Отдаленные последствия черепно-мозговых травм могут быть самыми разнообразными. Наиболее типично такое явление, как астенизация, проявляющаяся снижением работоспособности, быстрой утомляемостью и истощаемостью. Достаточно часто наблюдается повышенная чувствительность к алкоголю, когда даже незначительная доза алкоголя приводит к неадекватной реакции, вплоть до патологического опьянения и алкогольных психозов. Одним из самых частых последствий является метеочувствительность, когда человек болезненно реагирует на изменения атмосферного давления, и вазомоторные расстройства (нарушение тонуса кровеносных сосудов), проявляющиеся упорными и длительными головными болями и склонностью к головокружениям, особенно при физической нагрузке и при изменении положения тела. После тяжелых или повторных травм могут развиться эпилептоподобные припадки (посттравматическая эпилепсия). Относительно редко могут быть изменения личности — эмоциональная лабильность (быстрая смена настроения), раздражительность, плаксивость. Еще реже наблюдаются различные неврозы и психозы. Очень редким явлением считается травматическое слабоумие.

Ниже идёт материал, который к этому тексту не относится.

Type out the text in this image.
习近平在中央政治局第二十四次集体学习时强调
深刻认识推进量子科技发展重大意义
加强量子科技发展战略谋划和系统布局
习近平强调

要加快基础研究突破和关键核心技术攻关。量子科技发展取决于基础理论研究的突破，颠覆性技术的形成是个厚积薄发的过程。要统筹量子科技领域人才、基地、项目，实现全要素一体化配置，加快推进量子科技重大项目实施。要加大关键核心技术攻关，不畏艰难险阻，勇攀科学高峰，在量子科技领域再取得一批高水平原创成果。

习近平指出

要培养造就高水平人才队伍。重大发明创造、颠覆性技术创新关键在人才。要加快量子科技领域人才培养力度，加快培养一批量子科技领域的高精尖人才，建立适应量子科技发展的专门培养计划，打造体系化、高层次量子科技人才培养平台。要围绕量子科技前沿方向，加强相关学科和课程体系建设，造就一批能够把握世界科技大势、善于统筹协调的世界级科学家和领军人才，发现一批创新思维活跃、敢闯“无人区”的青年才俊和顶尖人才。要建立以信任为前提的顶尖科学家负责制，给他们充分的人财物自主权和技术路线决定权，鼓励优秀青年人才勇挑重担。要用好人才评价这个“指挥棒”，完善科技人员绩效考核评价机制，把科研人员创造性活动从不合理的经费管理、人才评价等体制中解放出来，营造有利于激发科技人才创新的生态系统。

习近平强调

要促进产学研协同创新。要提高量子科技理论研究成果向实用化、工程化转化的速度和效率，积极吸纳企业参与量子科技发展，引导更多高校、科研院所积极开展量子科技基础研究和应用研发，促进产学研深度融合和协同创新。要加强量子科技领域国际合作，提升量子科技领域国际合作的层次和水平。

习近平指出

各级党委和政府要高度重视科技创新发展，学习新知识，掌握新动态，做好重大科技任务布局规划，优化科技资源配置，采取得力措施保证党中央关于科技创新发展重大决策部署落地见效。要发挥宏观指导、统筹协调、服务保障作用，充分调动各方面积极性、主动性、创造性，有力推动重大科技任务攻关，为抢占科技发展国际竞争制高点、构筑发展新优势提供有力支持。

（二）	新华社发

Вероятность выраженных остаточных явлений после травмы тем выше, чем тяжелее была сама травма. В большинстве случаев исходом сотрясения головного мозга является полное выздоровление, выраженные остаточные явления наблюдаются у 3% пострадавших, тогда как после ушибов мозга их частота доходит, по разным источникам, до 18-30%. Риск остаточных явлений растет также в случае, если травмы, даже нетяжелые, случаются неоднократно (примером тому может служить такое известное явление, как энцефалопатия у боксеров).